Craig Leon

Craig Leon

Craig Leon was born in Miami, FL, and opened up a studio there when he was barely out of high school to record local bands while he fiddled with his own compositions. But it wasn't until Sire records co-founder Richard Gottehrer brought the Climax Blues Band to Florida to do pre-production on their 1974 release Sense of Direction that Leon's career really began.

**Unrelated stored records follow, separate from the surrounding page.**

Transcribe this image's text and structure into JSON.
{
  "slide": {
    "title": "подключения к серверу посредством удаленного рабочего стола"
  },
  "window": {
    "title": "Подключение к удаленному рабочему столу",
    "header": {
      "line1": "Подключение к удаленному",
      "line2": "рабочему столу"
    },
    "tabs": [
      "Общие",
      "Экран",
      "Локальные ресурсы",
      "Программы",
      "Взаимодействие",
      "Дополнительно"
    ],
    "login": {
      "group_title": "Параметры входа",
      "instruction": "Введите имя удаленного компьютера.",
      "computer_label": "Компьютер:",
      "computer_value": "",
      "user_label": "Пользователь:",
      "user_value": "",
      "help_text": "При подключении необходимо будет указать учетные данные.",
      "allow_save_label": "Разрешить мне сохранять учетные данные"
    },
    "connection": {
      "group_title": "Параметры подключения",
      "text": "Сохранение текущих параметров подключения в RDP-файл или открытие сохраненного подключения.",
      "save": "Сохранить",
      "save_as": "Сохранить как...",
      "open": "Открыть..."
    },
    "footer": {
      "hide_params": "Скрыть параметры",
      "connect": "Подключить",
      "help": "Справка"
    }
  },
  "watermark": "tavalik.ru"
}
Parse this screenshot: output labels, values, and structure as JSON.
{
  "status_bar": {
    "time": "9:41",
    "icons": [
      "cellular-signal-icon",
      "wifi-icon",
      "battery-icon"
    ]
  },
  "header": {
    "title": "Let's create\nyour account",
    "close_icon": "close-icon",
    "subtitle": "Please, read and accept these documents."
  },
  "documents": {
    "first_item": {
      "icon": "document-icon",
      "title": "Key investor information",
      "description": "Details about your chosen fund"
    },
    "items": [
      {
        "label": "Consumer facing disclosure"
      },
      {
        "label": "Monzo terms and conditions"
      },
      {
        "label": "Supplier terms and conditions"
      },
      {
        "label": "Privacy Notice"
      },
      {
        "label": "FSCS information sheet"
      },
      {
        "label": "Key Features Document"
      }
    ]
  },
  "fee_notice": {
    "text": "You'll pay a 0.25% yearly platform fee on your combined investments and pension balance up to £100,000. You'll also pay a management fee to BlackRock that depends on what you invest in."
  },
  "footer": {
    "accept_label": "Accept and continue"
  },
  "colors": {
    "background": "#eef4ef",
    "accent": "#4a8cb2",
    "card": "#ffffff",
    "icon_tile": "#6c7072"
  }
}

Enamored with the studio and Leon's budding recording talents, Gottehrer convinced the 22-year-old to move to New York and become the upstart Sire's new A&R man. The timing was impeccable, as Leon landed in New York just in time to see the punk scene on the bowery of Manhattan's Lower East Side explode. Catching a Ramones gig one night, Leon fell in love with the group's stripped down sound and greaser look and in a matter of months was producing the group's debut. One of the most important and influential records to ever be put to wax, Leon rehearsed the rough hewn band until their sound was a combination of raw energy and pop melodic sensibility. As Sire was the label of the punk movement, Leon had the chance to produce such mainstays of the scene as Blondie, Richard Hell & the Voidoids, and Moon Martin. Two years after the Ramones record, Leon produced another influential debut, this time by the electronic noise duo Suicide. The group's self-titled record, a patchwork of electronic experimentation and primitive rock & roll yelp, influenced everything from the noise rock of groups like Sonic Youth to the U.K.'s early-'80s synth pop movement spearheaded by Joy Division and Depeche Mode. The latter was to become a harbinger of things to come as Leon eventually moved to the U.K. later that decade to continue producing indie bands like Eugenius and Jesus Jones and work on his own music with wife Cassell Webb.